Q15. What are the tertiary structure information of the NAC proteins?

The divergent C-terminal regions of NAC proteins, for which no tertiary structure information is available, were also examined for sequence motifs (Figure 2B; Supplementary Table S2). 

Q16. What was used for the generation of chimeric constructs?

Vector pCAMBIA3300 and the primers and restriction enzymes listed in Supplementary Table S1 were used for generation of chimeric constructs for in planta expression. 

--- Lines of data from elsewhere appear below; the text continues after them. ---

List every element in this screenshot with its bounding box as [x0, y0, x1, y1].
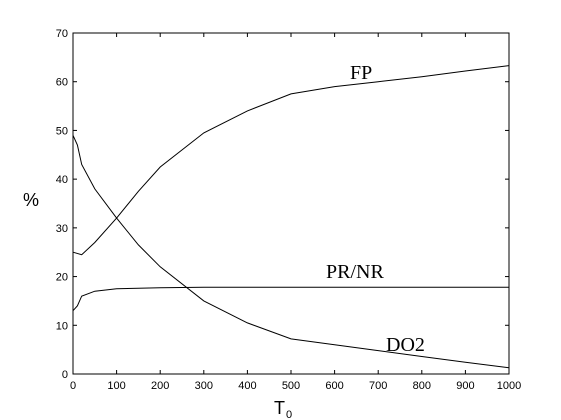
series-label-do2: DO2 [386, 334, 425, 356]
y-tick-label: 0 [62, 369, 68, 381]
y-tick-label: 50 [56, 125, 68, 137]
tick-labels: 0 100 200 300 400 500 600 700 800 900 1000 0 10 20 30 4… [56, 28, 521, 392]
x-tick-label: 900 [456, 380, 474, 392]
x-tick-label: 800 [413, 380, 431, 392]
x-axis-label: T [274, 398, 285, 418]
series-line-do2 [72, 135, 510, 369]
series-line-pr-nr [72, 286, 509, 312]
x-tick-label: 200 [151, 380, 169, 392]
x-tick-label: 300 [195, 380, 213, 392]
y-tick-label: 20 [56, 272, 68, 284]
series-lines [72, 65, 510, 369]
x-tick-label: 100 [107, 380, 125, 392]
y-tick-label: 70 [56, 28, 68, 40]
y-tick-label: 10 [56, 320, 68, 332]
series-line-fp [72, 65, 510, 256]
x-tick-label: 0 [70, 380, 76, 392]
plot-frame [72, 32, 510, 375]
x-tick-label: 700 [369, 380, 387, 392]
x-tick-label: 500 [282, 380, 300, 392]
tick-marks [72, 32, 510, 375]
y-axis-label: % [23, 190, 39, 210]
y-tick-label: 60 [56, 77, 68, 89]
x-tick-label: 400 [238, 380, 256, 392]
series-label-fp: FP [350, 62, 372, 84]
x-tick-label: 600 [325, 380, 343, 392]
series-label-pr-nr: PR/NR [326, 261, 384, 283]
x-axis-label-subscript: 0 [286, 409, 292, 420]
y-tick-label: 30 [56, 223, 68, 235]
series-labels: FP PR/NR DO2 [326, 62, 425, 356]
y-tick-label: 40 [56, 174, 68, 186]
x-tick-label: 1000 [497, 380, 521, 392]
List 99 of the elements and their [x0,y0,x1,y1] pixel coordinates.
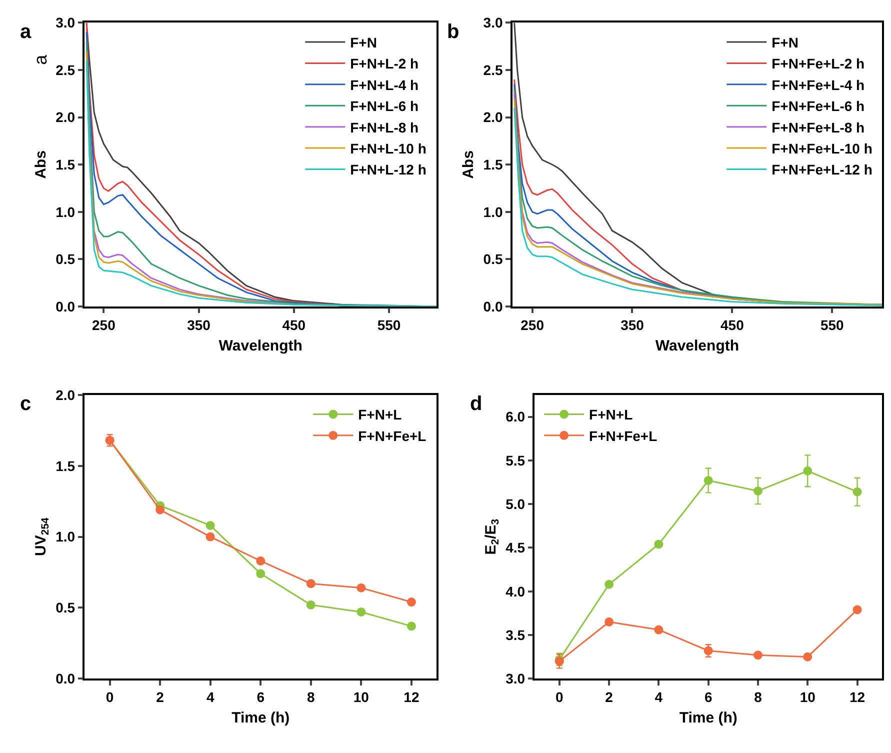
y-tick-label: 4.5 [506,540,526,556]
y-tick-label: 0.5 [483,251,503,268]
y-tick-label: 2.0 [56,109,76,126]
point [654,625,664,634]
x-tick-label: 0 [106,689,114,706]
x-tick-label: 450 [282,317,306,334]
y-tick-label: 1.5 [56,156,76,173]
y-tick-label: 2.5 [56,62,76,78]
legend-label: F+N+Fe+L-10 h [772,140,872,156]
point [604,580,614,589]
y-tick-label: 0.0 [56,298,76,314]
point [206,532,215,542]
x-axis-title: Time (h) [232,710,290,727]
legend-label: F+N+Fe+L [589,428,658,444]
y-tick-label: 5.0 [506,496,526,512]
y-tick-label: 0.0 [56,670,76,687]
chart-title: a [20,21,32,43]
point [206,520,215,530]
point [604,617,614,626]
point [306,600,316,610]
point [406,598,416,607]
legend-label: F+N+L [358,406,402,423]
legend-label: F+N+L-12 h [350,162,426,178]
point [704,476,713,485]
x-tick-label: 350 [620,317,644,334]
x-axis-title: Wavelength [218,338,302,355]
x-tick-label: 12 [849,689,866,706]
legend-label: F+N+Fe+L-6 h [772,98,865,114]
point [803,652,812,662]
point [256,569,266,578]
legend-label: F+N+Fe+L-4 h [772,76,865,93]
legend-label: F+N+Fe+L-12 h [772,162,872,178]
y-tick-label: 2.0 [483,109,503,126]
y-tick-label: 3.0 [506,670,526,687]
point [156,505,165,514]
y-tick-label: 0.0 [483,298,503,314]
legend-label: F+N+L-6 h [350,98,419,114]
y-tick-label: 0.5 [56,251,76,268]
y-tick-label: 1.5 [56,458,76,474]
x-tick-label: 6 [704,689,712,706]
x-tick-label: 12 [404,689,420,706]
y-tick-label: 3.0 [483,14,503,31]
x-tick-label: 2 [605,689,614,706]
y-tick-label: 3.0 [56,14,76,31]
y-tick-label: 1.5 [483,156,503,173]
y-tick-label: 1.0 [56,528,76,545]
point [852,487,862,496]
x-tick-label: 450 [720,317,744,334]
point [753,486,762,496]
legend-label: F+N [350,34,377,50]
y-tick-label: 0.5 [56,600,76,616]
legend-label: F+N [772,34,798,50]
x-tick-label: 0 [556,689,564,706]
x-tick-label: 550 [377,317,401,334]
chart-title: d [470,393,482,415]
y-tick-label: 5.5 [506,452,526,468]
x-tick-label: 10 [353,689,370,706]
legend-label: F+N+L-8 h [350,119,419,136]
legend-label: F+N+L-2 h [350,56,419,72]
x-tick-label: 2 [156,689,164,706]
legend-label: F+N+L-4 h [350,76,419,93]
chart-title: b [447,21,460,43]
y-axis-title: Abs [460,150,478,179]
point [306,579,316,588]
y-tick-label: 6.0 [506,408,526,425]
legend-label: F+N+L [589,406,634,423]
x-tick-label: 250 [520,317,544,334]
y-tick-label: 2.0 [56,386,76,403]
point [356,583,366,592]
point [753,650,762,660]
x-tick-label: 550 [820,317,844,334]
x-tick-label: 4 [206,689,214,706]
legend-label: F+N+Fe+L-8 h [772,119,865,136]
y-axis-title: Abs [32,150,50,179]
x-tick-label: 8 [306,689,315,706]
point [406,622,416,631]
point [654,540,664,549]
x-axis-title: Time (h) [679,710,738,727]
x-tick-label: 350 [187,317,211,334]
point [852,605,862,614]
chart-title: c [20,393,32,415]
x-tick-label: 10 [800,689,816,706]
y-tick-label: 3.5 [506,626,526,643]
y-tick-label: 1.0 [56,204,76,220]
point [256,556,266,566]
point [803,466,812,476]
x-tick-label: 250 [92,317,116,334]
y-tick-label: 2.5 [483,62,503,78]
legend-label: F+N+L-10 h [350,140,426,156]
y-tick-label: 4.0 [506,583,526,600]
point [356,607,366,616]
text: a [30,54,50,65]
x-axis-title: Wavelength [655,338,740,355]
legend-label: F+N+Fe+L-2 h [772,56,865,72]
legend-label: F+N+Fe+L [358,428,427,444]
x-tick-label: 8 [754,689,762,706]
y-tick-label: 1.0 [483,204,503,220]
x-tick-label: 4 [654,689,663,706]
x-tick-label: 6 [256,689,265,706]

Q17. What is the significance of the ANAC003 and SOG1 sequences?

So far, ANAC003 and SOG1, or members of their clades, have not been characterized with respect to biochemical properties, and their sequences show a relatively low degree of similarity to the typical NAC domains. 

Q18. What was the binding pattern of GST-VOZ2(205-420) to palNA?

GST-VOZ2(205-420) also bound palNACBS, although with lower affinity than GST-ANAC019(1-168), which was also the case for both GSTNTL8(1-157) and GST-NTL6(1-168). 

Q19. What is the phylogenetic analysis of the NAC domains?

From the phylogenetic analysis of the NAC domains major sub-groups correlate with conserved motifs in the C-terminal TRDs of NAC proteins (Figure 2B and Supplementary Table 2). 

Q20. How did Johnston et al. study the ANAC019 TRD?

Though knowledge of how the isolated ANAC019 TRD exerts its function in vivo remains elusive, it is intriguing to acknowledge research performed more than two decades ago on the GAL4 transcription factor [3].